Antigravity could become a valuable tool, potentially improving performance, multi-agent coordination, and integrated experience compared to Gemini CLI. But that’s not the only concern. The real issue is whether Google managed the transition well, considering the community’s contribution to the original tool. Many developers feel the answer is negative.
The real risk: loss of influence
The lesson isn’t just that Google discontinues products. It’s that contributing to a large company’s open-source project doesn’t necessarily grant influence over its future. You might access the code, contribute improvements, and gain visibility, but strategic control remains with the platform owner—especially when much of the value relies on proprietary services.
This doesn’t mean developers should refuse all corporate open-source tools; many have been crucial to the industry. It does mean distinguishing between open code, open governance, and operational dependence. They are three separate things.
Gemini CLI’s code was open, but its practical continuity depended on Google. When Google decided to focus efforts on Antigravity CLI, the community saw the real limits of their influence. Legally, the repository remained intact; socially and strategically, trust was affected.

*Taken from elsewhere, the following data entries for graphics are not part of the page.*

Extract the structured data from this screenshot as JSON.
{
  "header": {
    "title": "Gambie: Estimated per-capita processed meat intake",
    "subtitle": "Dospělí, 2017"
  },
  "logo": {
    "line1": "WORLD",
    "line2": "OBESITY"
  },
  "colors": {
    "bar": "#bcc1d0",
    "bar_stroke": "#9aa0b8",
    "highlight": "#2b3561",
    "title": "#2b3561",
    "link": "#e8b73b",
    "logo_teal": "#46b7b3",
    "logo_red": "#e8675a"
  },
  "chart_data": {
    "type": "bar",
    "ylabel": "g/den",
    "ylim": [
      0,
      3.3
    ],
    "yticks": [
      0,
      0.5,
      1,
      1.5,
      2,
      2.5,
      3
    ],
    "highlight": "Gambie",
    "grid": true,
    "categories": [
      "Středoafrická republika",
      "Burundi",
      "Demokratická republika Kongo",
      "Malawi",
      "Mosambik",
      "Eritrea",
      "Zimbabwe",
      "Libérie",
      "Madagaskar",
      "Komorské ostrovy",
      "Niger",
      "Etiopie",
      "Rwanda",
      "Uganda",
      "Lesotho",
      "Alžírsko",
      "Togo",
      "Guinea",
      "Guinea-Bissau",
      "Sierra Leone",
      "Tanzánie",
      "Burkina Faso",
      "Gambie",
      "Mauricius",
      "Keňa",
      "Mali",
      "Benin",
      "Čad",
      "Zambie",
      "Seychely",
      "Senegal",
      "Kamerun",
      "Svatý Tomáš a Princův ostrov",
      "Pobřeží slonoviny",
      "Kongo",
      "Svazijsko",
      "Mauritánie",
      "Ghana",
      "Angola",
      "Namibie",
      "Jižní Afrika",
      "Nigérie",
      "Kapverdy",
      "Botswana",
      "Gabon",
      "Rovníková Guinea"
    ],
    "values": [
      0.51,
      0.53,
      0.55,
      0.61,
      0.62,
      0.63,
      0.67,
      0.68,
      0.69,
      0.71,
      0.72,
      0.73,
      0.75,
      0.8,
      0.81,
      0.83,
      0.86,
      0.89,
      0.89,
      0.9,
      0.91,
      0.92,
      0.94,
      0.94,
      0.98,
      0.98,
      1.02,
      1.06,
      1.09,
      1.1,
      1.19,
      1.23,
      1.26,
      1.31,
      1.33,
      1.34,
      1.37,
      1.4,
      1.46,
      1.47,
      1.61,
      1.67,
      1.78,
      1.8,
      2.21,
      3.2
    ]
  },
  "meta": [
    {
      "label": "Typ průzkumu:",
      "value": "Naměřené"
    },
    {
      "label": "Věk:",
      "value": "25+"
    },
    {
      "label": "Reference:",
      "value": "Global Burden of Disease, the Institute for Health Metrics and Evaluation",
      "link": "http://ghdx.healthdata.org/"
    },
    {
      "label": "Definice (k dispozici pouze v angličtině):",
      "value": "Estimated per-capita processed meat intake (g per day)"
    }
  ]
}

For companies, the message is clear: if an AI tool is part of your daily workflow, just checking the license isn’t enough. You need to understand who controls access, models, quotas, roadmap, and what happens if the product disappears. In the era of agents, influence isn’t just in the repository—it’s in everything that happens behind the scenes.
Frequently Asked Questions
What will happen to Gemini CLI on June 18, 2026?
Google will stop serving requests for Gemini CLI and Gemini Code Assist IDE extensions to free users, Google AI Pro, Ultra, and individual Gemini Code Assist users.
Does Gemini CLI stop being open source?
No. The repository remains available under Apache 2.0 license. The issue is that practical access to the service changes for many users because it depended on Google’s models and infrastructure.
What is Antigravity CLI?
It’s the new command-line tool integrated into Google’s Antigravity platform, designed for multi-agent workflows and sharing backend with Antigravity 2.0.
Why has this upset the community so much?
Because Gemini CLI received thousands of contributions from external developers, and now individual users must migrate to a tool that, for now, doesn’t offer the same degree of openness or feature parity.